Studio Saber szykuje prawdziwą rewolucję w nadchodzącym remasterze Tomb Raider: Angel of Darkness. Tajemniczy agent, paryskie podziemia i system handlu — wszystkie elementy, które na początku XXI wieku pozostały jedynie w dokumentacji projektowej, wreszcie trafią do gry. Remaster zaskoczy nie tylko fanów technicznymi usprawnieniami, ale przede wszystkim zawartością, o której istnieniu wiedzieli tylko najwierniejsi fani serii.
Kurtis Trent wreszcie w pełnej okazałości
Angel of Darkness miało być dla serii Tomb Raider tym, czym Metal Gear Solid 2 dla swojej — odważnym eksperymentem z nowym protagonistą. Jednak plany wprowadzenia tajemniczego agenta Kurtisa Trenta zostały mocno okrojone podczas produkcji. Teraz, po ponad dwóch dekadach, zobaczymy jego pełny potencjał. Studio Saber zdecydowało się na odważny krok — przywrócenie wszystkich planowanych zdolności tej postaci. Gracze nie tylko wykorzystają jego nadnaturalne moce do tworzenia pola ochronnego, ale też w końcu należycie przetestują jego charakterystyczną broń – Chirugai. To broń, która w oryginalnej wersji była jedynie tłem dla fabuły.
Paryski półświatek w nowej odsłonie
Mroczne uliczki francuskiej stolicy miały być czymś więcej niż tylko korytarzami prowadzącymi do kolejnych misji. W oryginalnej dokumentacji projektowej Parisian Ghetto planowano jako tętniącą życiem dzielnicę z rozbudowanym systemem handlu i interakcji. Ta wizja wreszcie zostanie zrealizowana. Gracze będą mogli odwiedzać miejskie lokacje, które do tej pory były dostępne tylko poprzez modyfikację plików zapisu gry. W remasterze paryskie ulice zyskają drugie życie — od szemranych lombardów po tajemnicze sklepy zielarskie, każde miejsce będzie oferowało nowe możliwości rozwoju postaci.
Nowoczesność spotyka klasykę
Studio Saber nie ogranicza się tylko do przywracania wyciętej zawartości. Angel of Darkness otrzyma system sterowania na miarę 2024 roku, choć twórcy zachowają też opcję powrotu do klasycznych rozwiązań. Największą zmianą jest wprowadzenie swobodnej, 360-stopniowej kontroli kamery oraz intuicyjnego systemu skoków. Lara zyska możliwość strzelania w biegu z dwóch pistoletów i korzystania z osłon — mechaniki, które w 2003 roku wyprzedziły swoje czasy i nie zdążyły trafić do finalnej wersji.
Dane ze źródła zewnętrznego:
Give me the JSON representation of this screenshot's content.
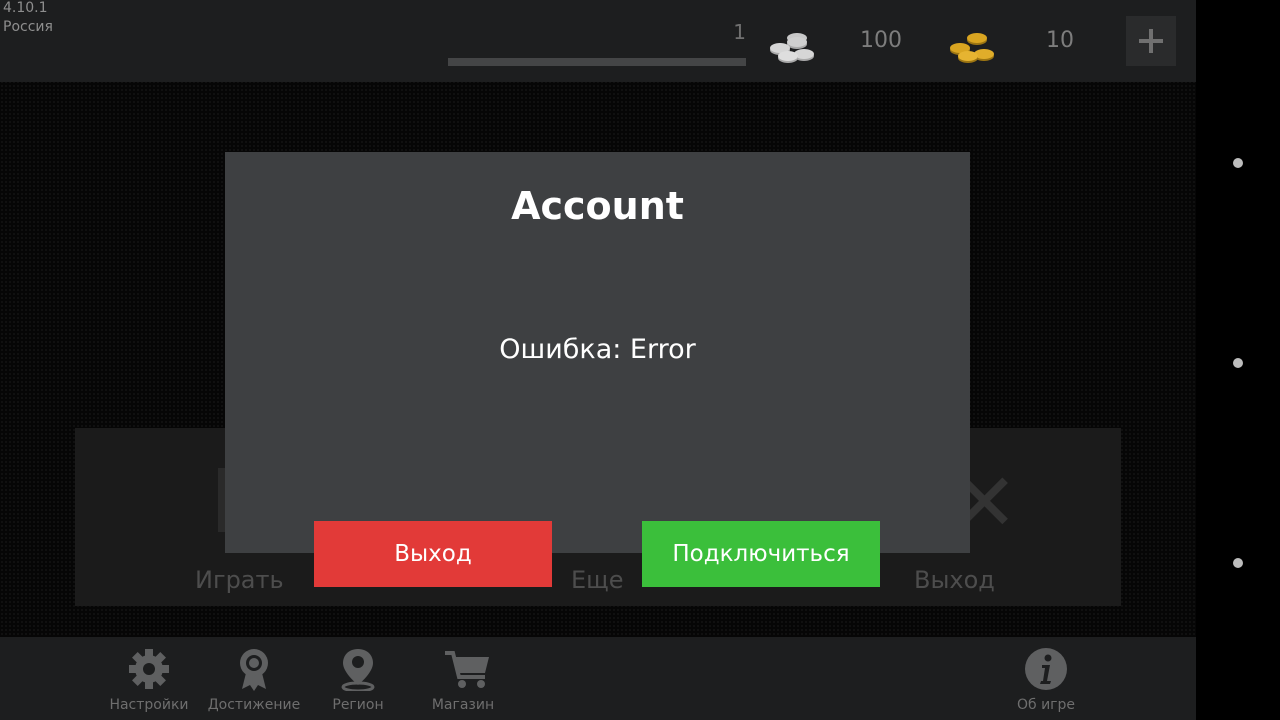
{
  "topbar": {
    "version": "4.10.1",
    "region": "Россия",
    "level": "1",
    "level_progress": 0.0,
    "silver_coins": "100",
    "gold_coins": "10",
    "add_icon": "plus-icon"
  },
  "menu": {
    "play_label": "Играть",
    "more_label": "Еще",
    "exit_label": "Выход"
  },
  "bottom_nav": {
    "items": [
      {
        "label": "Настройки",
        "icon": "gear-icon"
      },
      {
        "label": "Достижение",
        "icon": "award-icon"
      },
      {
        "label": "Регион",
        "icon": "map-pin-icon"
      },
      {
        "label": "Магазин",
        "icon": "cart-icon"
      },
      {
        "label": "Об игре",
        "icon": "info-icon"
      }
    ]
  },
  "dialog": {
    "title": "Account",
    "message": "Ошибка: Error",
    "exit_button": "Выход",
    "connect_button": "Подключиться"
  },
  "colors": {
    "dialog_bg": "#3e4042",
    "exit_button": "#e23a38",
    "connect_button": "#3bbf3b",
    "bars": "#1d1e1f",
    "gold": "#d9a521",
    "silver": "#c8c8c8"
  }
}
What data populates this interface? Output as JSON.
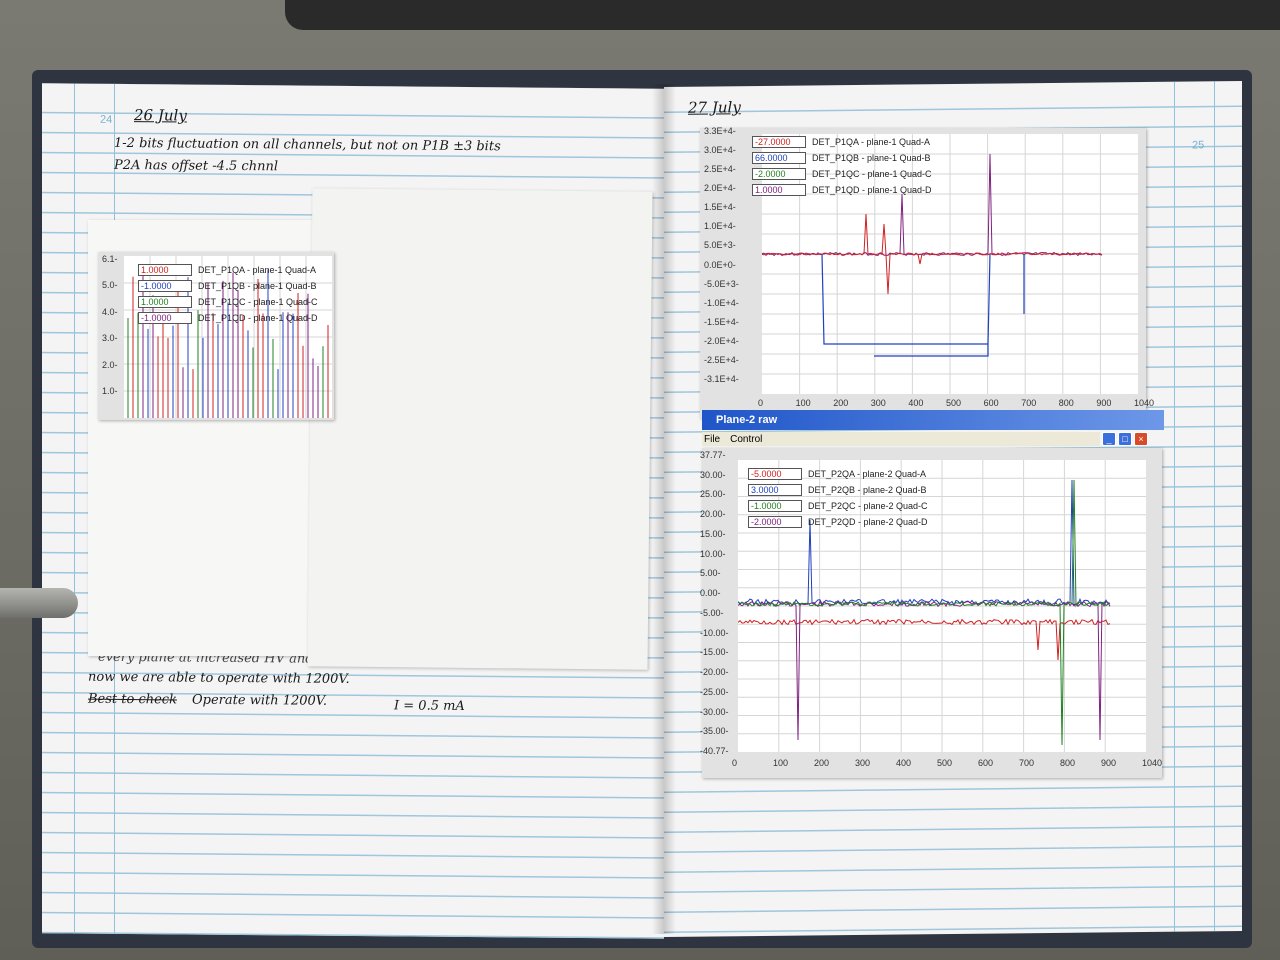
{
  "left_page": {
    "page_number": "24",
    "date": "26 July",
    "notes": [
      "1-2 bits fluctuation on all channels, but not on P1B ±3 bits",
      "P2A has offset -4.5 chnnl"
    ],
    "bottom_notes": {
      "line1": "every plane at increased HV and ... (partly hidden)",
      "line2": "now we are able to operate with 1200V.",
      "line3_struck": "Best to check",
      "line3": "Operate with 1200V.",
      "current": "I = 0.5 mA"
    },
    "small_plot": {
      "legend": [
        {
          "value": "1.0000",
          "name": "DET_P1QA - plane-1 Quad-A",
          "color": "#d02020"
        },
        {
          "value": "-1.0000",
          "name": "DET_P1QB - plane-1 Quad-B",
          "color": "#2040c0"
        },
        {
          "value": "1.0000",
          "name": "DET_P1QC - plane-1 Quad-C",
          "color": "#208020"
        },
        {
          "value": "-1.0000",
          "name": "DET_P1QD - plane-1 Quad-D",
          "color": "#802080"
        }
      ],
      "y_ticks": [
        "6.1-",
        "5.0-",
        "4.0-",
        "3.0-",
        "2.0-",
        "1.0-"
      ]
    }
  },
  "right_page": {
    "page_number": "25",
    "date": "27 July",
    "plot1": {
      "legend": [
        {
          "value": "-27.0000",
          "name": "DET_P1QA - plane-1 Quad-A",
          "color": "#d02020"
        },
        {
          "value": "66.0000",
          "name": "DET_P1QB - plane-1 Quad-B",
          "color": "#2040c0"
        },
        {
          "value": "-2.0000",
          "name": "DET_P1QC - plane-1 Quad-C",
          "color": "#208020"
        },
        {
          "value": "1.0000",
          "name": "DET_P1QD - plane-1 Quad-D",
          "color": "#802080"
        }
      ],
      "y_ticks": [
        "3.3E+4-",
        "3.0E+4-",
        "2.5E+4-",
        "2.0E+4-",
        "1.5E+4-",
        "1.0E+4-",
        "5.0E+3-",
        "0.0E+0-",
        "-5.0E+3-",
        "-1.0E+4-",
        "-1.5E+4-",
        "-2.0E+4-",
        "-2.5E+4-",
        "-3.1E+4-"
      ],
      "x_ticks": [
        "0",
        "100",
        "200",
        "300",
        "400",
        "500",
        "600",
        "700",
        "800",
        "900",
        "1040"
      ]
    },
    "window": {
      "title": "Plane-2 raw",
      "menu": [
        "File",
        "Control"
      ]
    },
    "plot2": {
      "legend": [
        {
          "value": "-5.0000",
          "name": "DET_P2QA - plane-2 Quad-A",
          "color": "#d02020"
        },
        {
          "value": "3.0000",
          "name": "DET_P2QB - plane-2 Quad-B",
          "color": "#2040c0"
        },
        {
          "value": "-1.0000",
          "name": "DET_P2QC - plane-2 Quad-C",
          "color": "#208020"
        },
        {
          "value": "-2.0000",
          "name": "DET_P2QD - plane-2 Quad-D",
          "color": "#802080"
        }
      ],
      "y_ticks": [
        "37.77-",
        "30.00-",
        "25.00-",
        "20.00-",
        "15.00-",
        "10.00-",
        "5.00-",
        "0.00-",
        "-5.00-",
        "-10.00-",
        "-15.00-",
        "-20.00-",
        "-25.00-",
        "-30.00-",
        "-35.00-",
        "-40.77-"
      ],
      "x_ticks": [
        "0",
        "100",
        "200",
        "300",
        "400",
        "500",
        "600",
        "700",
        "800",
        "900",
        "1040"
      ]
    }
  },
  "colors": {
    "series_a": "#d02020",
    "series_b": "#2040c0",
    "series_c": "#208020",
    "series_d": "#802080",
    "ruled_line": "#9fc6dc"
  }
}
Zawartość fabularna również zyskała drugie życie. Przywrócone dialogi między Larą a Kurtisem pogłębią relacje bohaterów, a rozbudowany dziennik Wernera Von Croya rzuci nowe światło na intrygę. W ekwipunku znajdziemy przedmioty, które pierwotnie miały znacznie pogłębiać historię, jak chociażby tajemnicza laska mentora Lary.
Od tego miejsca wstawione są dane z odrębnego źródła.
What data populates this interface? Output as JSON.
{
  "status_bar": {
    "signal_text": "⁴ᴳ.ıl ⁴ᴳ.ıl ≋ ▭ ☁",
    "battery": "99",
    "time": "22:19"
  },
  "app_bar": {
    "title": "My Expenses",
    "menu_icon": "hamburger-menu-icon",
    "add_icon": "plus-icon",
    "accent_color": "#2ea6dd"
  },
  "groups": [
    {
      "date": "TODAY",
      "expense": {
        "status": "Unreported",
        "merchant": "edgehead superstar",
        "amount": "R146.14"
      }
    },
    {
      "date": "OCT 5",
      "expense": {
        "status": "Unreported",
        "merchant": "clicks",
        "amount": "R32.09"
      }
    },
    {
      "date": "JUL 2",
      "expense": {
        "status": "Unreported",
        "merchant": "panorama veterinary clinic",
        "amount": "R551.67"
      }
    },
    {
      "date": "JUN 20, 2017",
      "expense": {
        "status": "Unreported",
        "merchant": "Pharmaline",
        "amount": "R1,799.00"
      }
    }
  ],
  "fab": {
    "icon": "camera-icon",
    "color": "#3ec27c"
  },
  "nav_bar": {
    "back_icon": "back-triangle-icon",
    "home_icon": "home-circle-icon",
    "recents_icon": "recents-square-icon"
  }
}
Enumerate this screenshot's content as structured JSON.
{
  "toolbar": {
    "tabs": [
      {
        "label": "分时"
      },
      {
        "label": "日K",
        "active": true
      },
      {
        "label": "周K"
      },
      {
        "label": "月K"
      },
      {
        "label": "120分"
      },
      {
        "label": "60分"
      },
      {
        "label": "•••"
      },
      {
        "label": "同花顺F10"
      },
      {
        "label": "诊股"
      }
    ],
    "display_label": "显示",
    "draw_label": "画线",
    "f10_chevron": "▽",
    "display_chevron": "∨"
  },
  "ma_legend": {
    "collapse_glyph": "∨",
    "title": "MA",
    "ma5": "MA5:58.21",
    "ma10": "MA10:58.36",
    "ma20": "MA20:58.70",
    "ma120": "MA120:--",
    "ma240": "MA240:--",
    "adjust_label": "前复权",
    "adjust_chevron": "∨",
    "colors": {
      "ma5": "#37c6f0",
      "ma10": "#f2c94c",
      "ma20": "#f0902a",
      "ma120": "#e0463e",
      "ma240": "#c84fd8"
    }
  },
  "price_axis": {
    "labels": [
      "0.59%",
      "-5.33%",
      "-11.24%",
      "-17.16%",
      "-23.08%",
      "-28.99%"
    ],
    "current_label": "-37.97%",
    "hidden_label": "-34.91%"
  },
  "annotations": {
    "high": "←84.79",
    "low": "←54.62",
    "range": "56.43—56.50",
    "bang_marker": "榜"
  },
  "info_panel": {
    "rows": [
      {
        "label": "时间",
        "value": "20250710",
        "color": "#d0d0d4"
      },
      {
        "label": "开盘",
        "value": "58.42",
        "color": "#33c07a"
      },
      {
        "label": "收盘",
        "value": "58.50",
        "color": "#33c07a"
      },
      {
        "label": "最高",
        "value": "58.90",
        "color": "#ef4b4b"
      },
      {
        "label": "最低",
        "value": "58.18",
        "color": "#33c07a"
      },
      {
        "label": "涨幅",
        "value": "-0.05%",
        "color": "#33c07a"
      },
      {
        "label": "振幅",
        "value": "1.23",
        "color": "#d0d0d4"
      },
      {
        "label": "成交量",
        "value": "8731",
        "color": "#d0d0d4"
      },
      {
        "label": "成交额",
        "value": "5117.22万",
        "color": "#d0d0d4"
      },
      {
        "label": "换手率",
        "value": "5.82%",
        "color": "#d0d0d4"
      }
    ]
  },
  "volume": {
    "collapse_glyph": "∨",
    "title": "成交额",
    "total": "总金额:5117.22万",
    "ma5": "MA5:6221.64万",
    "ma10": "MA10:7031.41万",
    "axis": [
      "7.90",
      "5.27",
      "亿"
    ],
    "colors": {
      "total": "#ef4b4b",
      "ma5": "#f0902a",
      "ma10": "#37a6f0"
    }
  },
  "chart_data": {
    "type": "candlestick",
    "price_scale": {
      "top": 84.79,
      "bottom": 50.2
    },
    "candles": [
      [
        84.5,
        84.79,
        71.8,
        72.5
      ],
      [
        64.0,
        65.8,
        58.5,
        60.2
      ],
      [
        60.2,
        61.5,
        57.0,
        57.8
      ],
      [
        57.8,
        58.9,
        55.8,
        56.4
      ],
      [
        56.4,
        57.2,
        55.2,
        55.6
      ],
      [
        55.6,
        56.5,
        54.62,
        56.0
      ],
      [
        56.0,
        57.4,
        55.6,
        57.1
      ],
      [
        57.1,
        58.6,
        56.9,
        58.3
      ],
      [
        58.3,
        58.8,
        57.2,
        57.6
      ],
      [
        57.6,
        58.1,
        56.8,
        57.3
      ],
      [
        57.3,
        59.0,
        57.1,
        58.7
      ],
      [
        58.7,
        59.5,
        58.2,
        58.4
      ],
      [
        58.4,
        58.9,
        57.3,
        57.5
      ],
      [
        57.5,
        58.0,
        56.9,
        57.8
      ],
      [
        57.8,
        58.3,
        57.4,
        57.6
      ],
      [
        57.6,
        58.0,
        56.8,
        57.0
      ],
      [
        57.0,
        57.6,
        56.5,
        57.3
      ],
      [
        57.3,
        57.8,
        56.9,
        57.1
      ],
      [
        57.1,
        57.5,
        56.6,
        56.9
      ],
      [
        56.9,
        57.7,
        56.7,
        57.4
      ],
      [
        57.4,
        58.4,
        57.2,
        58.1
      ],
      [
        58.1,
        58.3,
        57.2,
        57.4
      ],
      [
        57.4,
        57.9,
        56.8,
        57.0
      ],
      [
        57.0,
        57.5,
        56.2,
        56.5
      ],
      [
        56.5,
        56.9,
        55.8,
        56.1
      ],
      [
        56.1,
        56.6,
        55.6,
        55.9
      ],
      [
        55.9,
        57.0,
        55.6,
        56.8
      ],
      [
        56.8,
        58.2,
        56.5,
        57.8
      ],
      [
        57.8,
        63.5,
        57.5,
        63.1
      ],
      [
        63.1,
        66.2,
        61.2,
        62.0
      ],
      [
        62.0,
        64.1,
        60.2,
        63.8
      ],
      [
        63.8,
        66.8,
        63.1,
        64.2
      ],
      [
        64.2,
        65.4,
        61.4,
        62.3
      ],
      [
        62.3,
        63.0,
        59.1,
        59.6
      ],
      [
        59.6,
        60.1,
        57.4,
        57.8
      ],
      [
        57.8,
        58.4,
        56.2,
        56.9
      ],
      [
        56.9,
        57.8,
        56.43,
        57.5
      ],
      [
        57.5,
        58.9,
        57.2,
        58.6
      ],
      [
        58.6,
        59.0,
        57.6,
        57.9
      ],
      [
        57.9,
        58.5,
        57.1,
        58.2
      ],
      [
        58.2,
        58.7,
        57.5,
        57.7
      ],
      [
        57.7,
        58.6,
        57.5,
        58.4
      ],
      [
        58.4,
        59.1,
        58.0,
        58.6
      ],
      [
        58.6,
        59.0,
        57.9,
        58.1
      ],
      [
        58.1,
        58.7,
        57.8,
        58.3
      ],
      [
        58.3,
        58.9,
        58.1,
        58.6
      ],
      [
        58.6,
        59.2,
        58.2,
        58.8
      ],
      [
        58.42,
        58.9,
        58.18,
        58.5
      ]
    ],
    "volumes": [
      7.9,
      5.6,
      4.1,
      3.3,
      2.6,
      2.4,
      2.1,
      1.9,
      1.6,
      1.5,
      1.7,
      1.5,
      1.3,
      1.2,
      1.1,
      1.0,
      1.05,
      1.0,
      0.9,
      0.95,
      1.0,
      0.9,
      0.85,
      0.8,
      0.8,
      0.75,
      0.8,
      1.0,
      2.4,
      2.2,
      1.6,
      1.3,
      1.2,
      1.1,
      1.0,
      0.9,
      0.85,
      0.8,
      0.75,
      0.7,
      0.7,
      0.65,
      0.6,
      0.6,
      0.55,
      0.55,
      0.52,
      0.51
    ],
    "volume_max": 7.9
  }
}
Tomb Raider IV-VI Remastered zadebiutuje 14 lutego w cenie $29.99 (około 130 zł) na wszystkich wiodących platformach — PC (Steam, GOG, Epic), Xbox One, Xbox Series X/S, PlayStation 4, PlayStation 5 i Nintendo Switch. Oprócz przywróconej zawartości, gracze otrzymają rozbudowany tryb fotograficzny znany z poprzedniej kolekcji remasterów, wzbogacony o nowe opcje i możliwość zmiany strojów po ukończeniu gry.